CVPD’s innovative DFR program is part of the Federal Aviation Administration’s (FAA) UAS Integration Pilot Program (IPP), which began in 2018. Among the primary goals of the IPP is to expand the integration of drones into the National Airspace System (NAS). In response to the FAA’s request for proposals for the IPP, the City of San Diego established a consortium of public and private entities, including the City of Chula Vista, to collectively apply to be part of the FAA’s IPP.

In May 2018, the FAA selected the San Diego consortium as one of ten IPP test sites nationally with CVPD’s DFR program as one of the most promising public benefit use cases within the IPP. CVPD’s IPP proposal, as part of the larger San Diego IPP, was designed to test the use of drones to respond to emergency calls for service proactively in order to provide real-time video to first responders.

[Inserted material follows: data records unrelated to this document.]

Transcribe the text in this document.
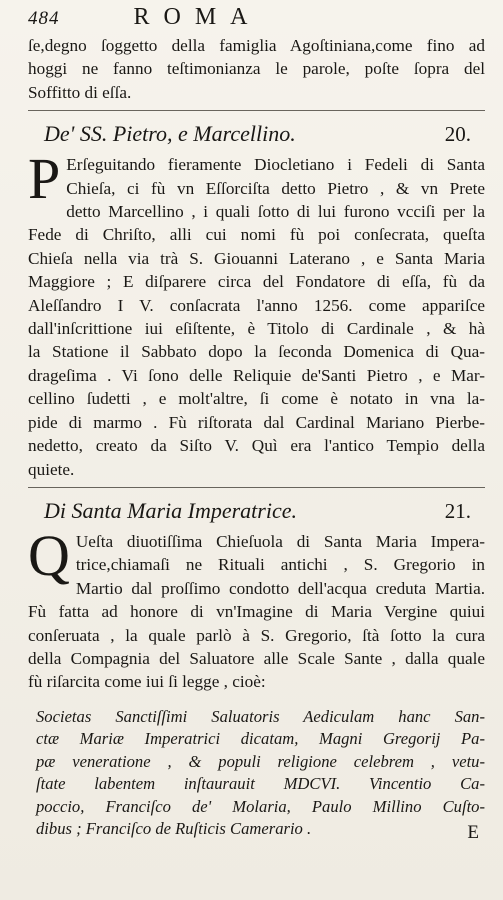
484	ROMA
ſe,degno ſoggetto della famiglia Agoſtiniana,come fino ad
hoggi ne fanno teſtimonianza le parole, poſte ſopra del
Soffitto di eſſa.
De' SS. Pietro, e Marcellino.	20.
P Erſeguitando fieramente Diocletiano i Fedeli di Santa
Chieſa, ci fù vn Eſſorciſta detto Pietro , & vn Prete
detto Marcellino , i quali ſotto di lui furono vcciſi per la
Fede di Chriſto, alli cui nomi fù poi conſecrata, queſta
Chieſa nella via trà S. Giouanni Laterano , e Santa Maria
Maggiore ; E diſparere circa del Fondatore di eſſa, fù da
Aleſſandro I V. conſacrata l'anno 1256. come appariſce
dall'inſcrittione iui eſiſtente, è Titolo di Cardinale , & hà
la Statione il Sabbato dopo la ſeconda Domenica di Qua-
drageſima . Vi ſono delle Reliquie de'Santi Pietro , e Mar-
cellino ſudetti , e molt'altre, ſi come è notato in vna la-
pide di marmo . Fù riſtorata dal Cardinal Mariano Pierbe-
nedetto, creato da Siſto V. Quì era l'antico Tempio della
quiete.
Di Santa Maria Imperatrice.	21.
Q Ueſta diuotiſſima Chieſuola di Santa Maria Impera-
trice,chiamaſi ne Rituali antichi , S. Gregorio in
Martio dal proſſimo condotto dell'acqua creduta Martia.
Fù fatta ad honore di vn'Imagine di Maria Vergine quiui
conſeruata , la quale parlò à S. Gregorio, ſtà ſotto la cura
della Compagnia del Saluatore alle Scale Sante , dalla quale
fù riſarcita come iui ſi legge , cioè:
Societas Sanctiſſimi Saluatoris Aediculam hanc San-
ctæ Mariæ Imperatrici dicatam, Magni Gregorij Pa-
pæ veneratione , & populi religione celebrem , vetu-
ſtate labentem inſtaurauit MDCVI. Vincentio Ca-
poccio, Franciſco de' Molaria, Paulo Millino Cuſto-
dibus ; Franciſco de Ruſticis Camerario .	E
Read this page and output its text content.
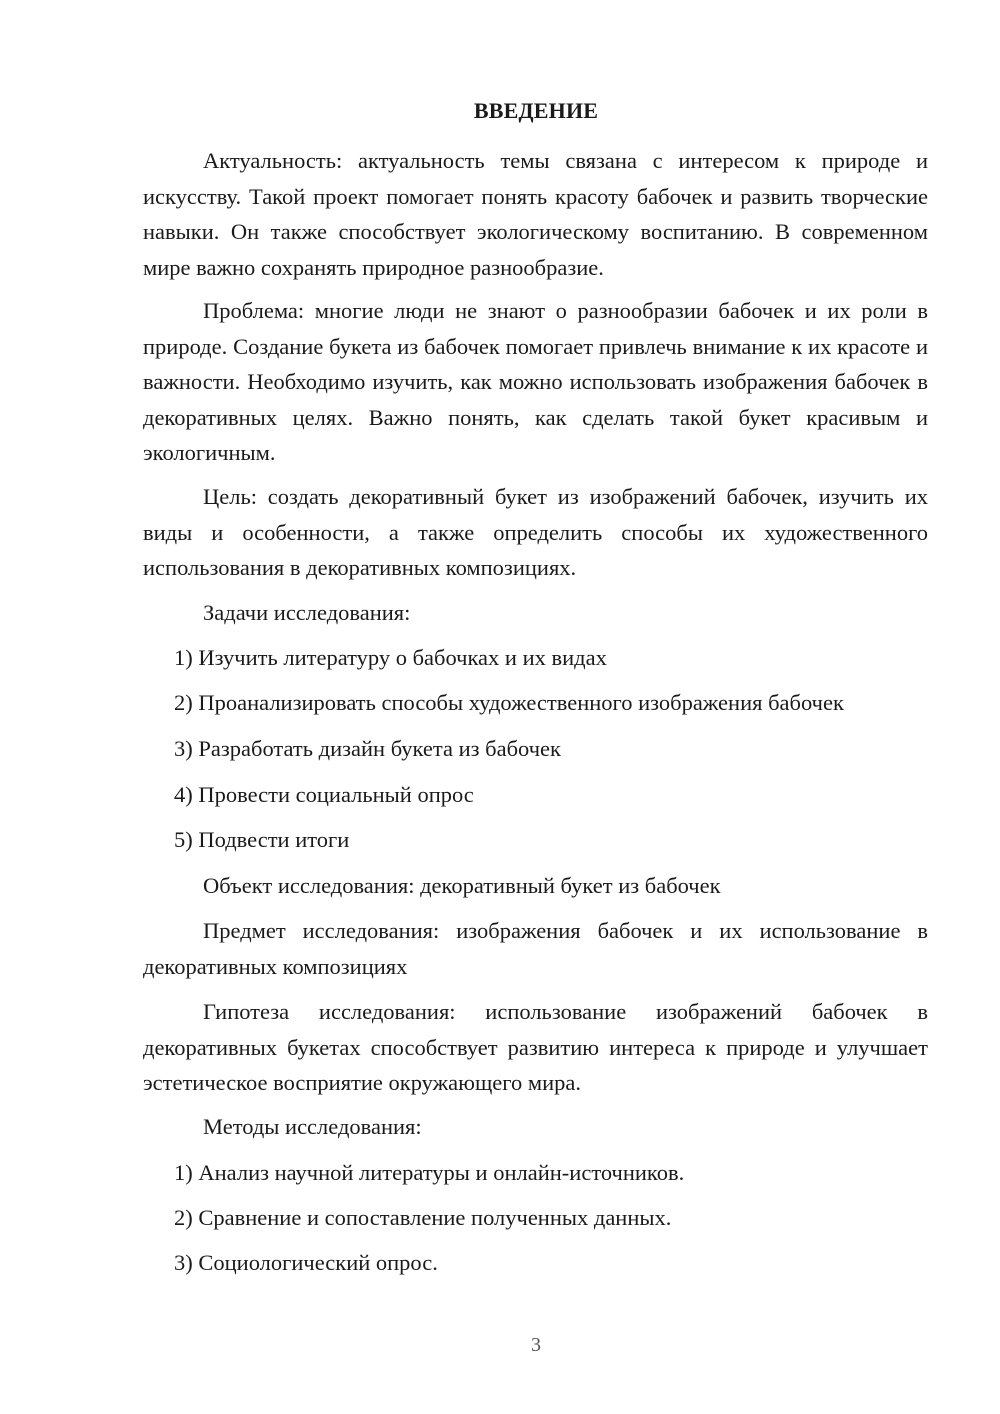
ВВЕДЕНИЕ

Актуальность: актуальность темы связана с интересом к природе и искусству. Такой проект помогает понять красоту бабочек и развить творческие навыки. Он также способствует экологическому воспитанию. В современном мире важно сохранять природное разнообразие.

Проблема: многие люди не знают о разнообразии бабочек и их роли в природе. Создание букета из бабочек помогает привлечь внимание к их красоте и важности. Необходимо изучить, как можно использовать изображения бабочек в декоративных целях. Важно понять, как сделать такой букет красивым и экологичным.

Цель: создать декоративный букет из изображений бабочек, изучить их виды и особенности, а также определить способы их художественного использования в декоративных композициях.

Задачи исследования:

1) Изучить литературу о бабочках и их видах

2) Проанализировать способы художественного изображения бабочек

3) Разработать дизайн букета из бабочек

4) Провести социальный опрос

5) Подвести итоги

Объект исследования: декоративный букет из бабочек

Предмет исследования: изображения бабочек и их использование в декоративных композициях

Гипотеза исследования: использование изображений бабочек в декоративных букетах способствует развитию интереса к природе и улучшает эстетическое восприятие окружающего мира.

Методы исследования:

1) Анализ научной литературы и онлайн-источников.

2) Сравнение и сопоставление полученных данных.

3) Социологический опрос.

3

The desired primary outcome of CVPD’s DFR program is to provide better real-time intelligence to first responders in order to respond with the best tactics and resources. CVPD staff worked closely with its technology partner, Cape Aerial Telepresence, San Diego IPP partners, and the FAA to develop the DFR program, train its pilots and acquire the necessary permits and Certificates of Authorization (COA) from the FAA prior to launching the pilot program.

On October 25, 2018, with its newly approved FAA COA, CVPD officially began DFR operations with a single drone which could respond to emergency calls for service within a one-mile radius of the police station. CVPD intended to demonstrate that drones could provide routine aerial intelligence for emergency calls and improve public safety in a cost-effective manner.

DFR proved to be an immediate success by providing real-time data to officers and supervisors on dozens of emergency calls each week. Since its inception, CVPD’s DFR program has achieved several significant milestones:

  • •• First in the nation 1,000 DFR mission milestone
  • •• First in the nation Beyond Visual Line of Sight (BVLOS) provision to a public operator COA granted from the FAA. The furthest response to date was 3 nautical miles from the station.
  • •• Expansion from one to two remote launch sites.
  • •• Expansion from two to four drones.
  • •• The DFR area of operations now covers approximately 33% of the geographic area of the city; an area responsible for about 70% of its Calls for Service (CFS).
  • •• 130 arrests with drone support.
  • •• 21% of DFR calls are cleared without ground support, thus freeing up ground units for higher priority calls.
  • •• Rapid on-scene response with the drone averaging about 120 second response time.
  • •• “Live911” scanning which allows the drone Teleoperator to hear incoming 911 calls and decide to launch before critical calls are processed and dispatched.
  • •• DFR has proven to be a valuable de-escalation tool which provides officers and supervisors with critical situational awareness to allow better planning and the best use of tactics.

CVPD’s DFR program is one of very few public safety programs in the FAA’s IPP, and has proven one of the most successful IPP project areas with concern to daily and repeated operations. Since its inception CVPD’s DFR program has been awarded the California Police Chief’s Association’s prestigious Excellence in Technology Innovation Award. CVPD’s program is also nationally recognized as the one of the most innovative new paradigms in public safety. Chief Roxana Kennedy and CVPD staff have been asked to present the program to public safety and drone industry groups nationally in recognition of CVPD’s groundbreaking work with DFR, which has proven itself to be one of the most promising innovations in modern policing.

CVPD would also like to thank the Chula Vista Police Foundation, Paradise Valley Hospital, Rush Properties and Prime Health Care for their support of the DFR program. The Police Foundation funded four drones and related equipment critical to establishing the DFR program and Rush Properties, Paradise Valley Hospital and Prime Health Care provided a second launch site at their facility. The establishment of a second site greatly improved DFR range and the number of emergency calls the drone could respond to. Their cooperation and coordination was essential to expand the benefits of DFR to the southern portion of Chula Vista and CVPD is grateful for their help.